ChanServ changed the topic of #nmigen to: nMigen hardware description language · code at · logs at · IRC meetings each Monday at 1800 UTC · next meeting TBD
jeanthom has quit [Ping timeout: 265 seconds]
Degi has quit [Ping timeout: 260 seconds]
Degi has joined #nmigen
<whitequark> mh, guess not, let me finish describing this stuff anyway
<awygle> oh sorry
<awygle> i'm back
<awygle> drifted away
<whitequark> awygle: alright
<whitequark> so, i explained the state of cxxrtl, where the inelegance of triggers matters relatively little
<awygle> mhm
<whitequark> ah, one thing that cxxrtl would greatly benefit from is if you could clock domains directly rather than clock signals. with the current edge detector architecture that can't work as well.
<awygle> ah
<whitequark> i haven't worked on that goal specifically because almost everyone who tried cxxrtl said that it's more than fast enough
<whitequark> anyway. let's look at cxxsim now.

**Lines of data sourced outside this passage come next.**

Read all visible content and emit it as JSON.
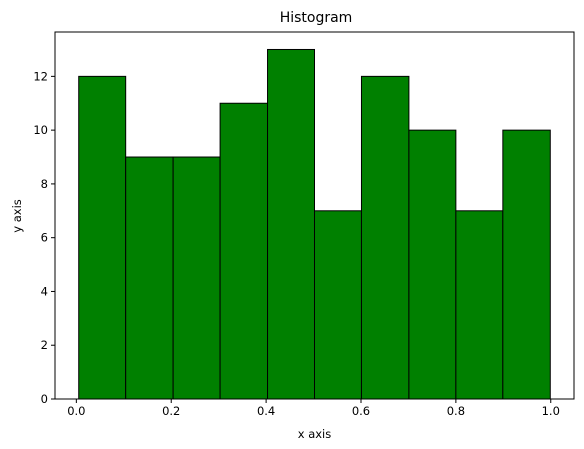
{
  "chart_data": {
    "type": "bar",
    "title": "Histogram",
    "xlabel": "x axis",
    "ylabel": "y axis",
    "bin_edges": [
      0.005,
      0.104,
      0.204,
      0.303,
      0.403,
      0.502,
      0.601,
      0.701,
      0.8,
      0.899,
      0.999
    ],
    "values": [
      12,
      9,
      9,
      11,
      13,
      7,
      12,
      10,
      7,
      10
    ],
    "xlim": [
      -0.045,
      1.049
    ],
    "ylim": [
      0,
      13.65
    ],
    "xticks": [
      0.0,
      0.2,
      0.4,
      0.6,
      0.8,
      1.0
    ],
    "xtick_labels": [
      "0.0",
      "0.2",
      "0.4",
      "0.6",
      "0.8",
      "1.0"
    ],
    "yticks": [
      0,
      2,
      4,
      6,
      8,
      10,
      12
    ],
    "ytick_labels": [
      "0",
      "2",
      "4",
      "6",
      "8",
      "10",
      "12"
    ],
    "bar_color": "#008000",
    "edge_color": "#000000",
    "grid": false
  }
}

<whitequark> cxxsim performs cosimulation of python processes with the cxxrtl process (singular), which adds a lot of moving parts
<whitequark> for example, cxxrtl inputs (of the toplevel module) are value<>, which is fine for cxxrtl, which never writes to those. however, python processes most certainly can both read and write. what do? making those toplevel inputs wire<> would double the amount of delta cycles in best case.

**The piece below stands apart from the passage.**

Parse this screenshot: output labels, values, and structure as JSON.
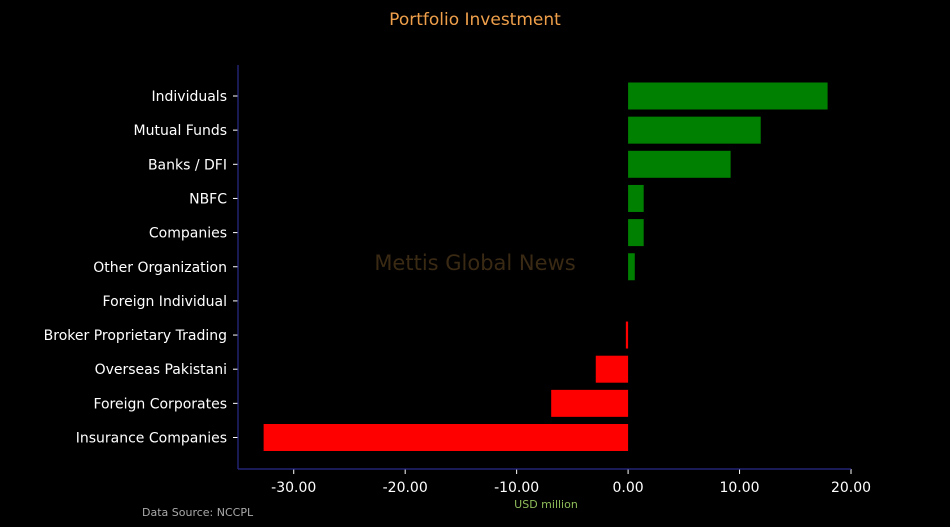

<whitequark> well, the solution i came up is that cxxsim (the python module) creates a virtual wire<> whose `curr` part is c++ owned value<> that's a part of the netlist, and `next` part is python owned pseudo-value<> that only exists to make python processes deterministic.
<whitequark> which is lowkey cursed but it works as multiple processes only ever arise python-side
<whitequark> *as long as
<whitequark> but that's not the problem. the problem is triggering
<whitequark> see, if a python process waits on some signal (currently, that's pretty much always a clock), and the cxxrtl process has registers that trigger on that same signal, they *must* be evaluated concurrently, or you'll get a race.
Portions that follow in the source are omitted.